The train cars are not locked; Gretl’s sister jumps first. And then Gretl jumps and tumbles down the embankment. She’s to meet up with her sister, and then together they’ll find their mother and grandmother, who also plan to jump. Except the train reaches a bridge – and the bridge has been wired with a bomb. The target was an expected German troop train; no one in the guerilla Polish Home Army unit expected the train headed the other way, to Auschwitz.

Gretl hears the explosions but doesn’t make the connection to the train. She eventually finds her sister, who after years in the ghetto is extremely sick, and dying from tuberculosis. The are found by Polish partisans and taken to a farm family. The teenaged boy who set the bomb, Jakob Kowalski, takes Gretle to his family, where she will live for the next four years. She has to keep quiet about her Jewish blood; Jakob’s family likes Jews even less than Germans.

Based on actual accounts, The Girl from the Train by Irma Joubert is the story of Gretl and Jakob.
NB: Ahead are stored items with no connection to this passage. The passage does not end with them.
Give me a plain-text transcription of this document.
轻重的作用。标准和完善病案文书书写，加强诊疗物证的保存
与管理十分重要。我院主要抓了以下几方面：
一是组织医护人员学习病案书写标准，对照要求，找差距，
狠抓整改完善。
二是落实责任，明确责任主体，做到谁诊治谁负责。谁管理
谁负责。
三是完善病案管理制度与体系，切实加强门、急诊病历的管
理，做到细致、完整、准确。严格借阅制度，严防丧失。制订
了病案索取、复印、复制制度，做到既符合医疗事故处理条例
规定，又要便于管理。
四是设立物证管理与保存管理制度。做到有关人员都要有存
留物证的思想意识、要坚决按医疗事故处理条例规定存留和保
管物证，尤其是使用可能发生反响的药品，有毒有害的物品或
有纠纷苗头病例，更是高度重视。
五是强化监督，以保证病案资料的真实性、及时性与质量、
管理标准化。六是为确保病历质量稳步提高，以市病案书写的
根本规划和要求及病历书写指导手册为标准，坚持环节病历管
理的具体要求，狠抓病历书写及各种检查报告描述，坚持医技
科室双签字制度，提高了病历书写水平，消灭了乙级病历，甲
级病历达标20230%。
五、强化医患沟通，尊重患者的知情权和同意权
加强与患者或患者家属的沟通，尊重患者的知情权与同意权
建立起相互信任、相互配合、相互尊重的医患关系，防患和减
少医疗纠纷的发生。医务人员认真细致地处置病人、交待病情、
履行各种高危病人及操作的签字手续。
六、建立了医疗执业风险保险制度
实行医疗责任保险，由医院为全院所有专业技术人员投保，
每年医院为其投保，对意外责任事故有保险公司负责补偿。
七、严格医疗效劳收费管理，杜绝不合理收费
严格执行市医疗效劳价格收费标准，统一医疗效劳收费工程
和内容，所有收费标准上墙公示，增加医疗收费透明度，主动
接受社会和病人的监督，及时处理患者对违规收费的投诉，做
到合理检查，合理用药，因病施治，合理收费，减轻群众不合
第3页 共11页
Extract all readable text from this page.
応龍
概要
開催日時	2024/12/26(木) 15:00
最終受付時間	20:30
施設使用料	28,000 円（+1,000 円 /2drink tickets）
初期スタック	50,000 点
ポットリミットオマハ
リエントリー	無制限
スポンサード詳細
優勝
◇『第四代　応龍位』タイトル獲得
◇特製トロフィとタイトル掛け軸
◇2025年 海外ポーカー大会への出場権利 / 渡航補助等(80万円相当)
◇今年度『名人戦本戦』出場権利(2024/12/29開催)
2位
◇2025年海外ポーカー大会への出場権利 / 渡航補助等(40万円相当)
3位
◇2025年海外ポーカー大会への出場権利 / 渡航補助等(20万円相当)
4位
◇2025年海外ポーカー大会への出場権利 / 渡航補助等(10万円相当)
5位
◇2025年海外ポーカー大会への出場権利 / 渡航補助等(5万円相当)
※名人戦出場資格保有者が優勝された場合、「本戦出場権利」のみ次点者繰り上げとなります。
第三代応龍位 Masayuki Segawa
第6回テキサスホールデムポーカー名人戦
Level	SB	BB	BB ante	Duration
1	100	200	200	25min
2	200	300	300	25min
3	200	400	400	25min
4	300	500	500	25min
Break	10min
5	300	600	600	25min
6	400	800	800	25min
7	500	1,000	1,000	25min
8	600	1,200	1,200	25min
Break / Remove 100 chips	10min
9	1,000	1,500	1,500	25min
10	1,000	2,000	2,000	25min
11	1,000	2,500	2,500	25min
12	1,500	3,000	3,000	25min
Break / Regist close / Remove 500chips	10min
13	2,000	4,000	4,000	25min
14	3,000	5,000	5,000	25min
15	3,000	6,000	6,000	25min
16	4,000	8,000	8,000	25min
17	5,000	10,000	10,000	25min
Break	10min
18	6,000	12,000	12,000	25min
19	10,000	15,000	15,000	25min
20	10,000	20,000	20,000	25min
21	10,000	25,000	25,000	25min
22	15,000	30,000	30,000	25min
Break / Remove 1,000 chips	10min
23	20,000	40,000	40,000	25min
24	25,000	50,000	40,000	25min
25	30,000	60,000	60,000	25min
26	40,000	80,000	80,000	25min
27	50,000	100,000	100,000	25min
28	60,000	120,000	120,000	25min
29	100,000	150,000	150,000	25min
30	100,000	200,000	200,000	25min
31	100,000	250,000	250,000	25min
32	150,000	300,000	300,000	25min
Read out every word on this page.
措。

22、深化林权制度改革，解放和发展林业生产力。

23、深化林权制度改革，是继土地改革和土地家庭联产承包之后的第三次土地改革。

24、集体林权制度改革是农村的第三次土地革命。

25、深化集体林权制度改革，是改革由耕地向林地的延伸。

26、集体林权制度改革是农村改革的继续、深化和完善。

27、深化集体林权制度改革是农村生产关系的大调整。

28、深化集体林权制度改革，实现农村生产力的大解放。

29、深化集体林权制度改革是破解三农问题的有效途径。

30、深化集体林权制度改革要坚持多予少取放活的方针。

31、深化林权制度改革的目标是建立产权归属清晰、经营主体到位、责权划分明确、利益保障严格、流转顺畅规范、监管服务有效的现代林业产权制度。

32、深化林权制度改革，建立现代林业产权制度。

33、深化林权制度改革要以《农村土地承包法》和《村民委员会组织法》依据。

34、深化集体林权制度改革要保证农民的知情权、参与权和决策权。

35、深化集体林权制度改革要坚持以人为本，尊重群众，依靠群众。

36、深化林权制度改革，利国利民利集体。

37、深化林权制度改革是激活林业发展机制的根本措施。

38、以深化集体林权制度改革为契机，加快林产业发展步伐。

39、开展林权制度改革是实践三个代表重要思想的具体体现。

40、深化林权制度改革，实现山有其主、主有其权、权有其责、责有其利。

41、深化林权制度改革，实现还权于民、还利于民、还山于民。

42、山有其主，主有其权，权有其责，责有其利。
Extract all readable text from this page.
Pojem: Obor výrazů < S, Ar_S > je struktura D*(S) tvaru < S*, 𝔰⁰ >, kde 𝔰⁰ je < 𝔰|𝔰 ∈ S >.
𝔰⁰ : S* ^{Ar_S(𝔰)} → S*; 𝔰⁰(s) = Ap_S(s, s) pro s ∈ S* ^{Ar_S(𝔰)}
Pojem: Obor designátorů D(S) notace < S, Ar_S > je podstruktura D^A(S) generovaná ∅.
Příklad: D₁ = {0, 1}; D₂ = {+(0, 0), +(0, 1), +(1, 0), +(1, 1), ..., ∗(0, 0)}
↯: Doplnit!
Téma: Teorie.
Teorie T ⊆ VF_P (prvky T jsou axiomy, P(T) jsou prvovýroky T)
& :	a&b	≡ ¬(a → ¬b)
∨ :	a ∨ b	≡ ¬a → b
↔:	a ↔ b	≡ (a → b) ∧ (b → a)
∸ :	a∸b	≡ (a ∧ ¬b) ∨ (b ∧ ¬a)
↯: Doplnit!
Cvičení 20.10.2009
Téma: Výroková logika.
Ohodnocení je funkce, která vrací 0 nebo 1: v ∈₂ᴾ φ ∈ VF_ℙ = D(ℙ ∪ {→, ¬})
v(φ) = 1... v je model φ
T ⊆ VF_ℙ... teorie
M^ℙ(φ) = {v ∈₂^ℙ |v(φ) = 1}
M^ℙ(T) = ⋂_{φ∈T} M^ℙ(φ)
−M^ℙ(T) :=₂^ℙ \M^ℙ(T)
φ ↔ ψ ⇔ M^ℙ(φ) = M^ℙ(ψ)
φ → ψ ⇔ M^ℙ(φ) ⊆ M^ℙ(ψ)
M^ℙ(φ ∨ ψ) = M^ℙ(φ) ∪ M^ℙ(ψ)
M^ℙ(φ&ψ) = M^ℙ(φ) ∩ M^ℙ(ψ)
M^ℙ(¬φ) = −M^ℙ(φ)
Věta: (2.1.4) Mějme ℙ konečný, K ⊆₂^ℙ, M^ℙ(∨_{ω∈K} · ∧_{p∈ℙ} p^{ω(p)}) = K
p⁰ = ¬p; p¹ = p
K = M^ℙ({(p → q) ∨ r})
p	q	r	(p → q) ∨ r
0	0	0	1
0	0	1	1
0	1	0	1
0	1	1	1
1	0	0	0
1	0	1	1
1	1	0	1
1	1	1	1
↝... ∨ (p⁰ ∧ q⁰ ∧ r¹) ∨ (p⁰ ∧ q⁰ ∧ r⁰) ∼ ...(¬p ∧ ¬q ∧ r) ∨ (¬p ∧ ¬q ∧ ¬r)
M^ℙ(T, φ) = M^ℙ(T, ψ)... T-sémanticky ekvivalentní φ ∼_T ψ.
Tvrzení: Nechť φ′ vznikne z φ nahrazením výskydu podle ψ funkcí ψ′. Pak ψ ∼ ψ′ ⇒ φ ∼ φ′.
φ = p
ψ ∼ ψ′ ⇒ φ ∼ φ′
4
It moves from the family farm, to the Warsaw uprising against the Nazis (which the Russian Red Army, across the Vistula River from Warsaw, sat out), to the program that took German war orphans to South Africa for adoption, and to the first decade of Poland under Soviet communist rule.

Despite the 13 years difference in their ages, the little German girl and the Polish teenager forge a strong and tender relationship. It’s one that will span decades and continents, experience separation and reunion, and eventually have to battle through religious and ethnic intolerance.

Irma Joubert
Joubert is the author of two novels in Afrikaans, Ver Wink die Suidenkruis and Tolbos, and two other novels in English, Child of the River and The Crooked Path. A graduate of the University of Pretoria, she taught history for 35 years. She lives in South Africa.

The Girl from the Train tells a little-known story – what life was like in rural Poland during World War II and its aftermath – and combines it with other little-known stories, like the German war orphans and South Africa’s role in World War II. It slows a bit in the early South African middle, but it becomes a fascinating, engrossing story of a relationship that survives despite everything thrown against it.


Top photograph by Tom Barrett via Unsplash. Used with permission.

1 comment:

  1. Books from this era in history always grab at my heart. While I'm sad about the tragic backdrop, it has certainly provided a setting for putting some amazing strengths of character on display for readers.